Source linked

1.820 جدولًا مكتوبًا، 9 لغة: النماذج الجديدة تشير إلى أخطاء استخراج

تقريبا نصف الأوراق في PulseBench-Tab تحتوي على الخلايا المتواجدة؛ معظم المصنعين التجارية تقييم أقل من 60٪ على معيار الفردية الجديد بناء على الخريطة.

pulsebench tabtable extractionmultilingual benchmarkdocument intelligencegraph evaluation

48.1% of tables in the new PulseBench-Tab benchmark have merged or spanning cells — a structural quirk that flattens most commercial extractors.

Existing table extraction benchmarks dodge hard cases. PulseBench-Tab doesn't. Its 1,820 human-annotated tables come from 380 real-world documents: financial filings, government reports, and regulatory disclosures. Nine languages across Latin, CJK, Arabic, and Cyrillic scripts. Table sizes range from 2 cells to 1,183. No cherry-picked clean layouts.

T-LAG Turns Tables Into Graphs

The authors propose T-LAG (Table Logical Adjacency Graph), an evaluation metric that models each table as a directed graph over cell adjacencies. Instead of pixel-level overlap or cell-by-cell F1, T-LAG computes structural and content fidelity in a single score via optimal bipartite matching.
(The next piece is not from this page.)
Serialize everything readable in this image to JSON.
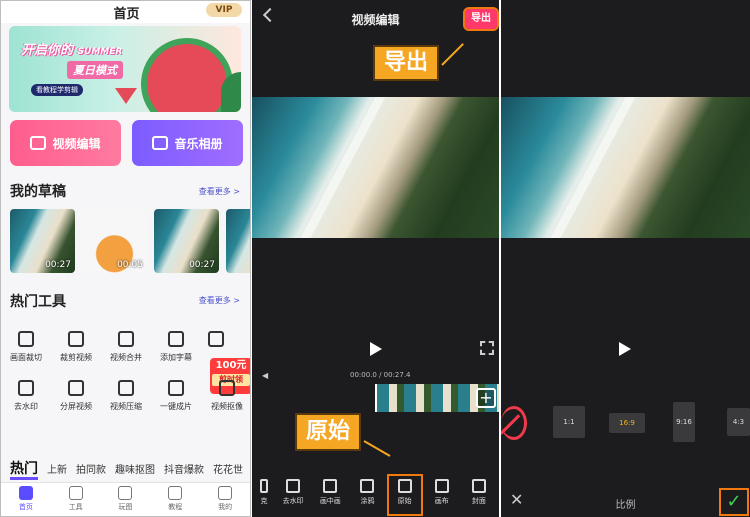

If an extractor misreads a column span or drops a row boundary, the graph mismatch shows up immediately. Traditional cell-level metrics score that as a single error; T-LAG sees the ripple effect.

Nine Systems, Uneven Results

PulseBench-Tab evaluates 9 commercial and open-source table extraction systems. The paper reports per-language breakdowns. Systems that perform well on clean English PDFs drop sharply on Arabic or CJK documents with merged cells. Nearly half the benchmark tables contain spans — the kind of layout that breaks naive row-column parsers.

The full dataset, scoring code, and all provider outputs are publicly available on GitHub. Teams can now pinpoint exactly which cell-relationships their extractors get wrong — and that's where the next generation of table parsers will improve.


Source: PulseBench-Tab: A Multilingual Benchmark for Table Extraction with Graph-Based Evaluation
Domain: arxiv.org

Read original source ->

External source stays available while the OJO article and comment thread stay local.

Comments load interactively on the live page.